Les Tossafot et la vigne.
Les Takkanot
Des Communautés et des Hommes
Sens
Un Hérem Communautaire
Les Tossafistes à Sens
Des actes financiers à Sens
Des Convertis
Les Cahorsins
Villeneuve (le-Roi)-sur-Yonne
Joigny
Des Juifs en Bourgogne
Auxerre
En 1182, 1196 et 1197 des chartes montrent des Juifs établis aux environs de Tonnerre.
Après la Révolution.
Les Javal à Vauluisant
Quelques noms
Le Département de l'Yonne a été constitué après la Révolution française, il réunit certaines villes de Champagne et de Bourgogne.
L'histoire des Communautés Juives dans ces deux provinces trouve aujourd'hui sa place dans celle de l'Yonne.
Dans l'Europe chrétienne trois phénomènes fondamentaux fixèrent la société au Moyen Age: la féodalité, l'émergence de la monarchie et les croisades.
Le domaine royal ne s'étendait que sur l'Ile-de-France, l'Orléanais et quelques seigneuries du Nord alors que par exemple le grand fief du Comte de Blois comprenait le Comté de Troyes, c'est-à-dire la Champagne avec plus de deux mille vassaux directs; un véritable état féodal.
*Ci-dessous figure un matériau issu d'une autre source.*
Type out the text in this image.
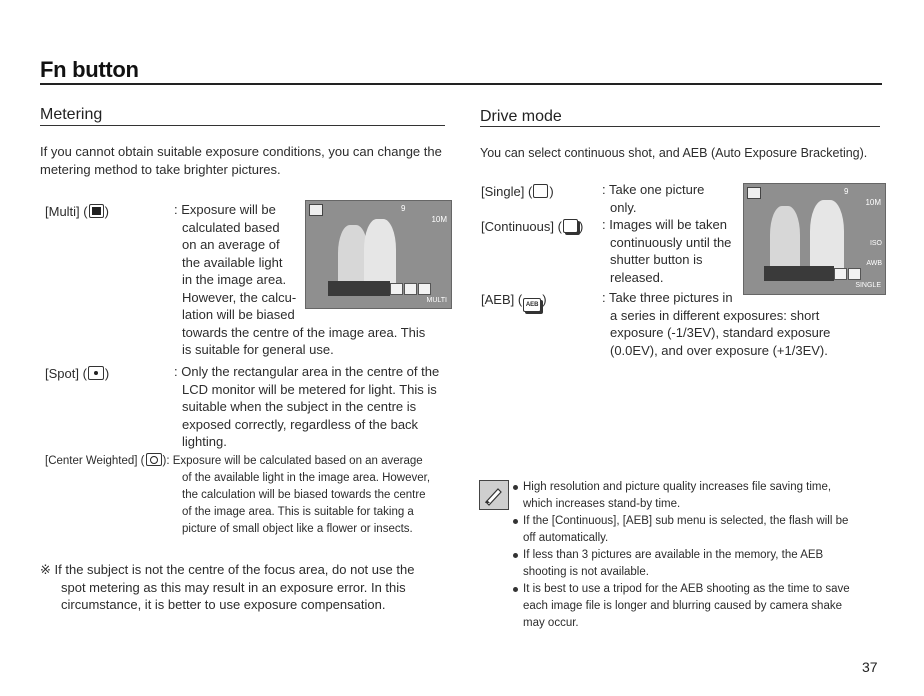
Fn button
Metering
If you cannot obtain suitable exposure conditions, you can change the metering method to take brighter pictures.
[Multi] ( )	: Exposure will be
calculated based
on an average of
the available light
in the image area.
However, the calcu-
lation will be biased
towards the centre of the image area. This
is suitable for general use.
9
10M
MULTI
[Spot] ( )	: Only the rectangular area in the centre of the
LCD monitor will be metered for light. This is
suitable when the subject in the centre is
exposed correctly, regardless of the back
lighting.
[Center Weighted] ( ): Exposure will be calculated based on an average
of the available light in the image area. However,
the calculation will be biased towards the centre
of the image area. This is suitable for taking a
picture of small object like a flower or insects.
※ If the subject is not the centre of the focus area, do not use the
spot metering as this may result in an exposure error. In this
circumstance, it is better to use exposure compensation.
Drive mode
You can select continuous shot, and AEB (Auto Exposure Bracketing).
[Single] ( )	: Take one picture
only.
[Continuous] ( ) : Images will be taken
continuously until the
shutter button is
released.
[AEB] ( AEB )	: Take three pictures in
a series in different exposures: short
exposure (-1/3EV), standard exposure
(0.0EV), and over exposure (+1/3EV).
9
10M
ISO
AWB
SINGLE
High resolution and picture quality increases file saving time,
which increases stand-by time.
If the [Continuous], [AEB] sub menu is selected, the flash will be
off automatically.
If less than 3 pictures are available in the memory, the AEB
shooting is not available.
It is best to use a tripod for the AEB shooting as the time to save
each image file is longer and blurring caused by camera shake
may occur.
37
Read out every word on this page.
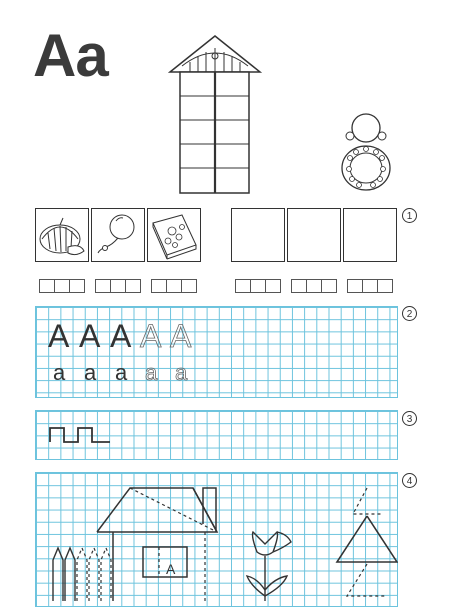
Aa
1
2
A A A A A
a a a a a
3
4
A
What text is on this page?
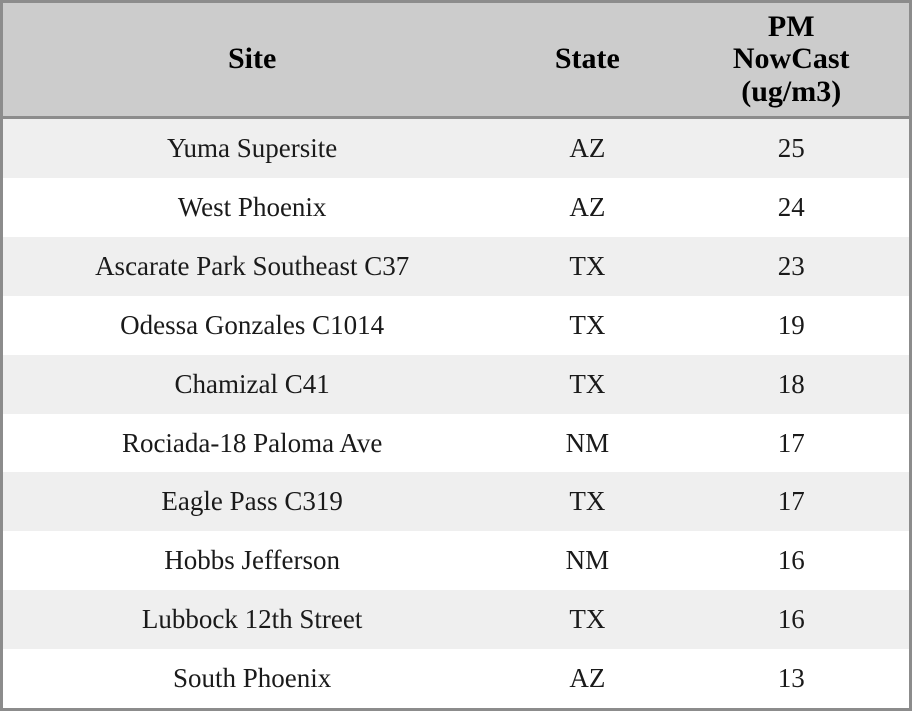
Site	State	PM
NowCast
(ug/m3)
Yuma Supersite	AZ	25
West Phoenix	AZ	24
Ascarate Park Southeast C37	TX	23
Odessa Gonzales C1014	TX	19
Chamizal C41	TX	18
Rociada-18 Paloma Ave	NM	17
Eagle Pass C319	TX	17
Hobbs Jefferson	NM	16
Lubbock 12th Street	TX	16
South Phoenix	AZ	13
Il en fut de même en Bourgogne.
C'est dans ces états féodaux que le Judaïsme médiéval champenois et bourguignon atteignit sa maturité au XI et XIIème siècle.
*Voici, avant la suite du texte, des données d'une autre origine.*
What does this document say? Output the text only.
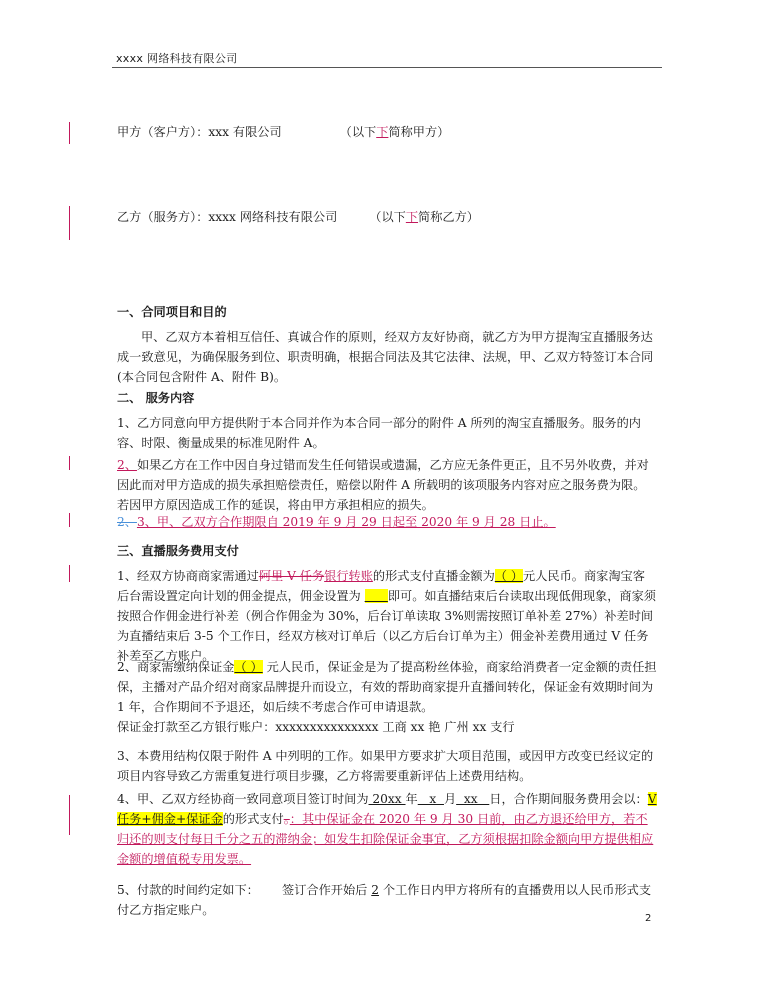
xxxx 网络科技有限公司
甲方（客户方）：xxx 有限公司	（以下下简称甲方）
乙方（服务方）：xxxx 网络科技有限公司	（以下下简称乙方）
一、合同项目和目的
甲、乙双方本着相互信任、真诚合作的原则，经双方友好协商，就乙方为甲方提淘宝直播服务达成一致意见，为确保服务到位、职责明确，根据合同法及其它法律、法规，甲、乙双方特签订本合同(本合同包含附件 A、附件 B)。
二、 服务内容
1、乙方同意向甲方提供附于本合同并作为本合同一部分的附件 A 所列的淘宝直播服务。服务的内容、时限、衡量成果的标准见附件 A。
2、如果乙方在工作中因自身过错而发生任何错误或遗漏，乙方应无条件更正，且不另外收费，并对因此而对甲方造成的损失承担赔偿责任，赔偿以附件 A 所载明的该项服务内容对应之服务费为限。若因甲方原因造成工作的延误，将由甲方承担相应的损失。
2、3、甲、乙双方合作期限自 2019 年 9 月 29 日起至 2020 年 9 月 28 日止。
三、直播服务费用支付
1、经双方协商商家需通过阿里 V 任务银行转账的形式支付直播金额为（ ）元人民币。商家淘宝客后台需设置定向计划的佣金提点，佣金设置为       即可。如直播结束后台读取出现低佣现象，商家须按照合作佣金进行补差（例合作佣金为 30%，后台订单读取 3%则需按照订单补差 27%）补差时间为直播结束后 3-5 个工作日，经双方核对订单后（以乙方后台订单为主）佣金补差费用通过 V 任务补差至乙方账户。
2、商家需缴纳保证金（ ） 元人民币，保证金是为了提高粉丝体验，商家给消费者一定金额的责任担保，主播对产品介绍对商家品牌提升而设立，有效的帮助商家提升直播间转化，保证金有效期时间为 1 年，合作期间不予退还，如后续不考虑合作可申请退款。
保证金打款至乙方银行账户：xxxxxxxxxxxxxxx 工商 xx 艳 广州 xx 支行
3、本费用结构仅限于附件 A 中列明的工作。如果甲方要求扩大项目范围，或因甲方改变已经议定的项目内容导致乙方需重复进行项目步骤，乙方将需要重新评估上述费用结构。
4、甲、乙双方经协商一致同意项目签订时间为 20xx 年   x  月  xx   日，合作期间服务费用会以：V 任务+佣金+保证金的形式支付。：其中保证金在 2020 年 9 月 30 日前，由乙方退还给甲方，若不归还的则支付每日千分之五的滞纳金；如发生扣除保证金事宜，乙方须根据扣除金额向甲方提供相应金额的增值税专用发票。
5、付款的时间约定如下：      签订合作开始后 2 个工作日内甲方将所有的直播费用以人民币形式支付乙方指定账户。
2
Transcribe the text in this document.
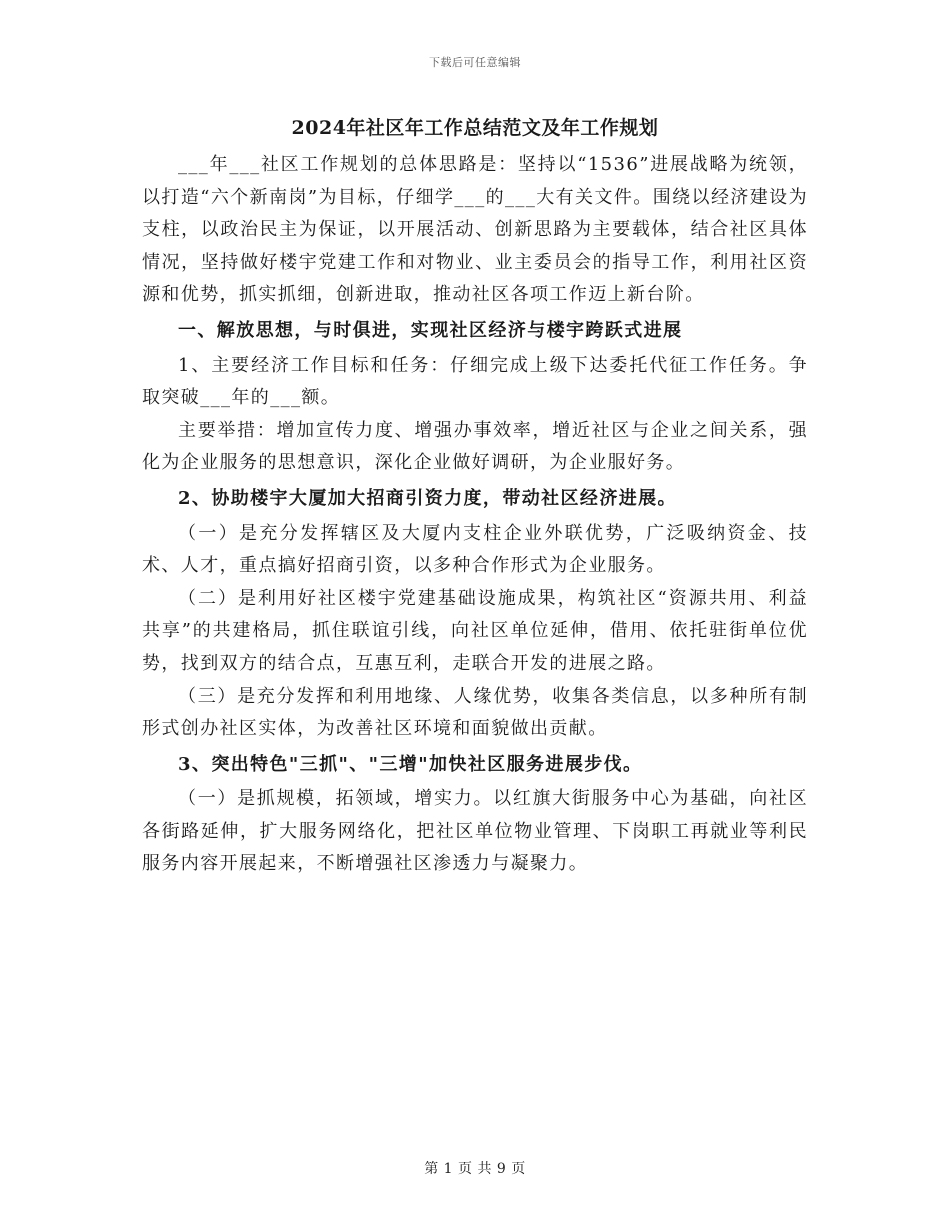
下载后可任意编辑
2024年社区年工作总结范文及年工作规划

___年___社区工作规划的总体思路是：坚持以“1536”进展战略为统领，以打造“六个新南岗”为目标，仔细学___的___大有关文件。围绕以经济建设为支柱，以政治民主为保证，以开展活动、创新思路为主要载体，结合社区具体情况，坚持做好楼宇党建工作和对物业、业主委员会的指导工作，利用社区资源和优势，抓实抓细，创新进取，推动社区各项工作迈上新台阶。

一、解放思想，与时俱进，实现社区经济与楼宇跨跃式进展

1、主要经济工作目标和任务：仔细完成上级下达委托代征工作任务。争取突破___年的___额。

主要举措：增加宣传力度、增强办事效率，增近社区与企业之间关系，强化为企业服务的思想意识，深化企业做好调研，为企业服好务。

2、协助楼宇大厦加大招商引资力度，带动社区经济进展。

（一）是充分发挥辖区及大厦内支柱企业外联优势，广泛吸纳资金、技术、人才，重点搞好招商引资，以多种合作形式为企业服务。

（二）是利用好社区楼宇党建基础设施成果，构筑社区“资源共用、利益共享”的共建格局，抓住联谊引线，向社区单位延伸，借用、依托驻街单位优势，找到双方的结合点，互惠互利，走联合开发的进展之路。

（三）是充分发挥和利用地缘、人缘优势，收集各类信息，以多种所有制形式创办社区实体，为改善社区环境和面貌做出贡献。

3、突出特色"三抓"、"三增"加快社区服务进展步伐。

（一）是抓规模，拓领域，增实力。以红旗大街服务中心为基础，向社区各街路延伸，扩大服务网络化，把社区单位物业管理、下岗职工再就业等利民服务内容开展起来，不断增强社区渗透力与凝聚力。

第 1 页 共 9 页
Géographie des Communautés Juives de l'Yonne Champagne/Bourgogne Au Moyen-Age les Communautés Juives s'étaient implantées dans les grandes villes situées au bord des fleuves.
C'est aux intersections des grands itinéraires, à proximité des appontements, qu'apparaîtront les groupes juifs les plus importants.
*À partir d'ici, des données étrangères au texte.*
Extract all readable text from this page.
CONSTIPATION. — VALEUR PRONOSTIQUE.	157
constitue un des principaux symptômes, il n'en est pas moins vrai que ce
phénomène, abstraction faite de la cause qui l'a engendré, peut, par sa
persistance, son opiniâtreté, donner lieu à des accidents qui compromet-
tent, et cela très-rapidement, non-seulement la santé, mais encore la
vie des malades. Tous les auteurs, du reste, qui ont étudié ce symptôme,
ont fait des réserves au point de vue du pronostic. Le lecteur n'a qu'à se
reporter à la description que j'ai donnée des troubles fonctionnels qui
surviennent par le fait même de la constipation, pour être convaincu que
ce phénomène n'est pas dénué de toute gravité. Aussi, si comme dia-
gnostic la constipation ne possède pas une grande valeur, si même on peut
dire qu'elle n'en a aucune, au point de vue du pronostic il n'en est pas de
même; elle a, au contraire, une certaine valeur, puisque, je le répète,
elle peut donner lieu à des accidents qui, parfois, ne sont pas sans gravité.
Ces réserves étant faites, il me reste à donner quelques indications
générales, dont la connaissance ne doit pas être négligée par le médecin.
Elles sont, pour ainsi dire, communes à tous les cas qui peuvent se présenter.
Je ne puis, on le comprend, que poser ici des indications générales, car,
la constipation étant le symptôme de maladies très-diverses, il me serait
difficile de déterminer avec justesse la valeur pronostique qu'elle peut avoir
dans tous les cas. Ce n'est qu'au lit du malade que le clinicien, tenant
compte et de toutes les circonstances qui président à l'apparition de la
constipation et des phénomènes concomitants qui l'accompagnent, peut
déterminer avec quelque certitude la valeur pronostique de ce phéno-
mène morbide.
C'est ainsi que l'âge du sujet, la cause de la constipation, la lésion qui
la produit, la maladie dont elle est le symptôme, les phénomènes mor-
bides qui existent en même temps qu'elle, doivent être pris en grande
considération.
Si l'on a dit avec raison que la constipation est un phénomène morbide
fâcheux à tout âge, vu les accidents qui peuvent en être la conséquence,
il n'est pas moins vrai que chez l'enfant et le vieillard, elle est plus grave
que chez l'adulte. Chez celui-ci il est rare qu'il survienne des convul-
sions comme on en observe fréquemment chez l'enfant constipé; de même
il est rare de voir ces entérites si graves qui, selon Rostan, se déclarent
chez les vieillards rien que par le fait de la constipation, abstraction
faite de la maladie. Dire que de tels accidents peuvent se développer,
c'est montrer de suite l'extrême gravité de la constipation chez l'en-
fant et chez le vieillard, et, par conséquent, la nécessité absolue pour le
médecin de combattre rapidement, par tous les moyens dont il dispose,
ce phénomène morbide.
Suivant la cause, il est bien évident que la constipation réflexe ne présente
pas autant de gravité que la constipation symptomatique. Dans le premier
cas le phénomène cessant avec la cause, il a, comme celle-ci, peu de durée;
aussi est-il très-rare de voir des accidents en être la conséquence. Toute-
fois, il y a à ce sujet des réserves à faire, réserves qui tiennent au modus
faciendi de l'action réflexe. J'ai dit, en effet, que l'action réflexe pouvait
En France du Nord, la Communauté juive la plus réputée à cette époque, outre celle de Paris, était celle de Troyes où Rachi, savant de grand renom, fonda une Yéchiva; une école Talmudique.
Pour atteindre Troyes à partir de Paris il y avait deux axes tant routier que fluvial:
1°) Axe Nord/Sud: Paris, Corbeil, Melun, Montereau, Sens, Villeneuve-sur-Yonne, Joigny, Briennon, Saint-Florentin, Ervy, Chaource et Troyes.
De Troyes, les Juifs pouvaient se rendre en Alsace, en Franche-Comté et en Savoie.
- De Corbeil le voyageur pouvait rejoindre les Communautés Juives d'Etampes et d'Orléans et se rendre ensuite dans tout l'Orléanais, la Touraine, l'Anjou ou remonter sur la Bretagne.
- De Sens, les marchands pouvaient prendre la route de Troyes en passant par Villeneuve-l'Archevêque, Bray-sur-Seine, Aix-sur-Othon, Nogent-sur-Seine, etc...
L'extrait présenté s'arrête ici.